Even the non-profits behind Burning Man are starting to look like money to festivalgoers who look at its $60m operating budget and sprawling real estate and wonder how high ticket prices can go. this wealth. In the end, Black Rock City seems like another casualty, a quicksand for cosplayers to do fantasy that won’t fly in their community. “It’s almost like Burning Man has gotten expensive because the world they are expensive,” says Gandhi. But I agree that things have changed and money has become a big part of it.
The Man Will Burn could have shown more scandals at the festival to attract viewers who are now hoping for a documentary. only entertainment: struggle for power, nakedness and use of madness, wanderers who died in the desert; a storm that turned the playa into a mudflat and had cable news viewers begging to save the world. Instead, Noujaim and Gandhi offer a positive and appropriate view of the festival and its timing – which will inspire Fomo in some and leave others feeling like they’ve experienced Burning Man enough without going.

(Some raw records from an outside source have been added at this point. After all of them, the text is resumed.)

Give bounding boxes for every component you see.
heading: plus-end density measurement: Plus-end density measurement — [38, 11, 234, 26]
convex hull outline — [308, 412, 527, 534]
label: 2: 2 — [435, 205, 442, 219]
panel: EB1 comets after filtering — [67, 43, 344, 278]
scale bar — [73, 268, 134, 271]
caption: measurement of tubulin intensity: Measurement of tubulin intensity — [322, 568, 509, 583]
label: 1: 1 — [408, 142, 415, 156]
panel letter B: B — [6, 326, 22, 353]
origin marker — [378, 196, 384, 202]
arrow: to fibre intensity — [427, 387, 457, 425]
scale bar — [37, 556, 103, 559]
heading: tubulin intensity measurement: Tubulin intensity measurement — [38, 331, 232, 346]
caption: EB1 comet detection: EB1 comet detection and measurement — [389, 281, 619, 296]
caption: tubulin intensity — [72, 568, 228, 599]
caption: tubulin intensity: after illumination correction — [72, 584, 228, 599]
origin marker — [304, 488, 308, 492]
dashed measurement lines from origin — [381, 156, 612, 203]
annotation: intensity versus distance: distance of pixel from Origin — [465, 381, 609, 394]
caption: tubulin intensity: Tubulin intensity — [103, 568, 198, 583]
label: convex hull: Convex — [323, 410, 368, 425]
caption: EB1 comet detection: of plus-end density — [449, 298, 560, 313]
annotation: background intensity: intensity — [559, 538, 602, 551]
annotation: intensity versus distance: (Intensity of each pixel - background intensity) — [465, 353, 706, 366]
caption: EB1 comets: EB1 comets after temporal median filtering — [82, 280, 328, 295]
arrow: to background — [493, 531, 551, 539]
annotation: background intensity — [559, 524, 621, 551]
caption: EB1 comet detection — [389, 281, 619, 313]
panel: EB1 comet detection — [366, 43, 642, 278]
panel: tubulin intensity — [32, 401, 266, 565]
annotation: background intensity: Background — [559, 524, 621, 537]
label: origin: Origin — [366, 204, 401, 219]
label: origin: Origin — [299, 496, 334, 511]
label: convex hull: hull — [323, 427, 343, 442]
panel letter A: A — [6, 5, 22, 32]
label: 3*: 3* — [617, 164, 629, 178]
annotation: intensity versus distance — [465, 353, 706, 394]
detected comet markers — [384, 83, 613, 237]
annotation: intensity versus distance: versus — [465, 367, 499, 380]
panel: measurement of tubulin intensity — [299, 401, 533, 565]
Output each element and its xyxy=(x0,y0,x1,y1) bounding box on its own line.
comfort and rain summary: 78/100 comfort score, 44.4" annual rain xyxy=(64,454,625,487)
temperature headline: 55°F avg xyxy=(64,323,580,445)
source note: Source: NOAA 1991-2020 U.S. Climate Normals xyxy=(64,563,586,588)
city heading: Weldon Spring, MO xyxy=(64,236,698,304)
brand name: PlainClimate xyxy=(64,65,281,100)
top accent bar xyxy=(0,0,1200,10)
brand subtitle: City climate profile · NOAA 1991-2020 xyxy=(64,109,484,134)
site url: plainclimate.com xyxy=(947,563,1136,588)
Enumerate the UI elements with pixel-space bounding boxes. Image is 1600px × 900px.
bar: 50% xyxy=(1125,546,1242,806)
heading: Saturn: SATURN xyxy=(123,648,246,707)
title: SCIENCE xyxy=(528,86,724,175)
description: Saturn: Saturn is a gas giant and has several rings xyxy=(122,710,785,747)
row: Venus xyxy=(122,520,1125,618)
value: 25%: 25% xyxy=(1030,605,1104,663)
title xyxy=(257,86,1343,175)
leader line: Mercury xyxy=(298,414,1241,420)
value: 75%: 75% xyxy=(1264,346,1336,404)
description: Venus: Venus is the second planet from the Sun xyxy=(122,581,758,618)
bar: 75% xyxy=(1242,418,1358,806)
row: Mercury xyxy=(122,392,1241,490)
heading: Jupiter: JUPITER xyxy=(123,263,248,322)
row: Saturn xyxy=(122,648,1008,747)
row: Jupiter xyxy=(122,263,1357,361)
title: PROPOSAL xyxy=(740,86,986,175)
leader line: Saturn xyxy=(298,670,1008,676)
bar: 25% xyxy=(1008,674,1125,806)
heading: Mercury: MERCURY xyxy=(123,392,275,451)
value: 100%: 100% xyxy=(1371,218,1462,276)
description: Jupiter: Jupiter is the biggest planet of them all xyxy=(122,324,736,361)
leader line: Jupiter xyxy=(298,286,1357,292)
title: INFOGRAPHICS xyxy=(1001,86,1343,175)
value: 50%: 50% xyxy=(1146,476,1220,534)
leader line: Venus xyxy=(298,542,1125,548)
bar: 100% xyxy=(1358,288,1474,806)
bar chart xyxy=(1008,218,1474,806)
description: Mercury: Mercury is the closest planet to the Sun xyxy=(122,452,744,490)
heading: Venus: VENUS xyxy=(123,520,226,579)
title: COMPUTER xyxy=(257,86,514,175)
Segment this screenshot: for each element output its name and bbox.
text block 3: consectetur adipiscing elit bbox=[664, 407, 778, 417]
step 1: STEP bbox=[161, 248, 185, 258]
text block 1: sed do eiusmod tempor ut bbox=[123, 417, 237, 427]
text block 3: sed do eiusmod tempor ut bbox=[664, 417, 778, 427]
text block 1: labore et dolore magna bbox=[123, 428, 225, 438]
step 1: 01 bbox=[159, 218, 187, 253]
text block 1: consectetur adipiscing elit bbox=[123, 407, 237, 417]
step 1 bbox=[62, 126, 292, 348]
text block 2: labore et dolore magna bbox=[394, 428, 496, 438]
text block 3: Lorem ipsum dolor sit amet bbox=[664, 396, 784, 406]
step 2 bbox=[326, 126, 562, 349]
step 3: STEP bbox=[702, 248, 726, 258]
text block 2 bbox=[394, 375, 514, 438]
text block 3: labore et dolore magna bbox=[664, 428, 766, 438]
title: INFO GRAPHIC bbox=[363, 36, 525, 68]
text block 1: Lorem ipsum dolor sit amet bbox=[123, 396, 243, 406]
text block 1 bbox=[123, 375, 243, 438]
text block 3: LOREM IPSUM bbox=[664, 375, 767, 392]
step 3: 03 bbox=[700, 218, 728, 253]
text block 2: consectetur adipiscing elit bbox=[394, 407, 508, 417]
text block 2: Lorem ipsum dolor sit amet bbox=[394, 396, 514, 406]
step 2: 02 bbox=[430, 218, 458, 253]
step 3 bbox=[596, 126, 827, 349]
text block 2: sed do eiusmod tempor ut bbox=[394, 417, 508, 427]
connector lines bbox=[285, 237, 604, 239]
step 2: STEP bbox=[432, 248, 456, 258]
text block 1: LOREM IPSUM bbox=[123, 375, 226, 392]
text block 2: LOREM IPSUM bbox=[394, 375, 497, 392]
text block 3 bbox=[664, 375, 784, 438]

A long, unusual trip would be worth going either way. “One of the things that’s really interesting is that you don’t see a lot of things going to the same things only it is there for a week and then it is burnt,” says Gandhi. Or you can think of it as a very rare tradition in the world that may not be part of them. But we don’t really have anything like that. This is just an event of the event, for a to hear.”